L'associazione degli industriali sardi chiede l'immediata soppressione e il ripristino delle norme attualmente in vigore

Aumenti dei tempi di consegna dei manufatti e aggravi dei costi di realizzazione. Sono alcune delle conseguenze che le nuove norme del Codice della strada previste dal decreto legge “trasporti e infrastrutture” comporterebbero, secondo Confindustria Sardegna, sul trasporto eccezionale e sui settori manifatturieri. L’associazione degli industriali sardi, che chiede l’immediata soppressione e il ripristino delle norme attualmente in vigore, si dice preoccupata per gli effetti negativi saranno rilevanti sui settori manifatturieri direttamente interessati (acciaio, grandi travi in calcestruzzo, blocchi di pietra) senza tutelare in alcun modo la sicurezza e l’ambiente.



“Le modifiche introdotte riducono le attuali configurazioni dei carichi per assi e per limiti di massa che rappresentano, ormai da qualche decennio, uno standard operativo e produttivo – si legge in una nota di Confindustria Sardegna -. Inoltre, genereranno aggravi di costi, perdite occupazionali e, in alcuni casi, arriveranno a determinare crisi d’impresa. Contestualmente, questi interventi avranno un impatto negativo anche sull’ambiente, poiché il moltiplicarsi delle operazioni di trasporto anche a vuoto, in conseguenza della redistribuzione dagli attuali carichi da un mezzo speciale a due o più mezzi ordinari, determinerà una maggiore congestione di traffico, oltre alla conseguente difficoltà nel reperire gli autisti”. Secondo Confindustria, inoltre, “questa modifica comporterebbe aumenti dei tempi di consegna dei manufatti e aggravi dei costi di realizzazione, già stressati dalla crescita fuori controllo dei prezzi delle materie prime, in quanto le categorie merceologiche interessate rappresentano componenti rilevanti nella costruzione di opere pubbliche”.

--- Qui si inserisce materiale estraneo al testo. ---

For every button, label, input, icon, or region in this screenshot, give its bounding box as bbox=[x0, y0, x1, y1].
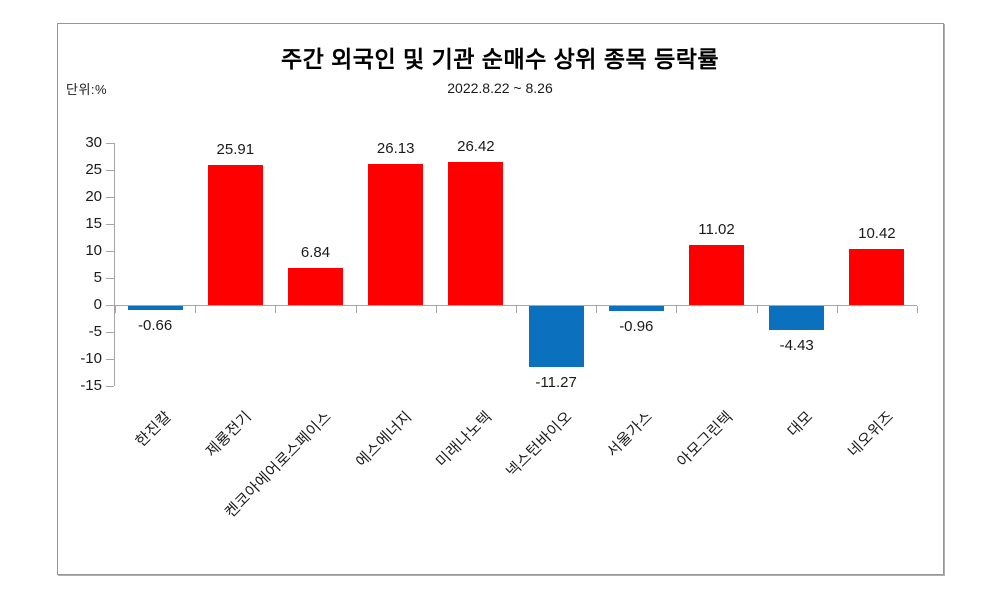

“Inoltre, sul piano della sicurezza, modifiche generalizzate come quelle approvate risultano inutili poiché già da tempo gli enti stradali concedono le autorizzazioni “caso per caso”, “infrastruttura per infrastruttura”, in funzione delle condizioni strutturali delle strade e delle opere d’arte” – specifica ancora l’associazione degli industriali sardi -. Da tempo Confindustria ha formulato la proposta per l’istituzione di una commissione tecnica ministeriale volta a definire percorsi nazionali e locali abilitati ai trasporti eccezionali su strada, monitorare lo stato delle infrastrutture e individuare i necessari interventi di messa in sicurezza. Ad oggi tale proposta non è stata presa in considerazione”.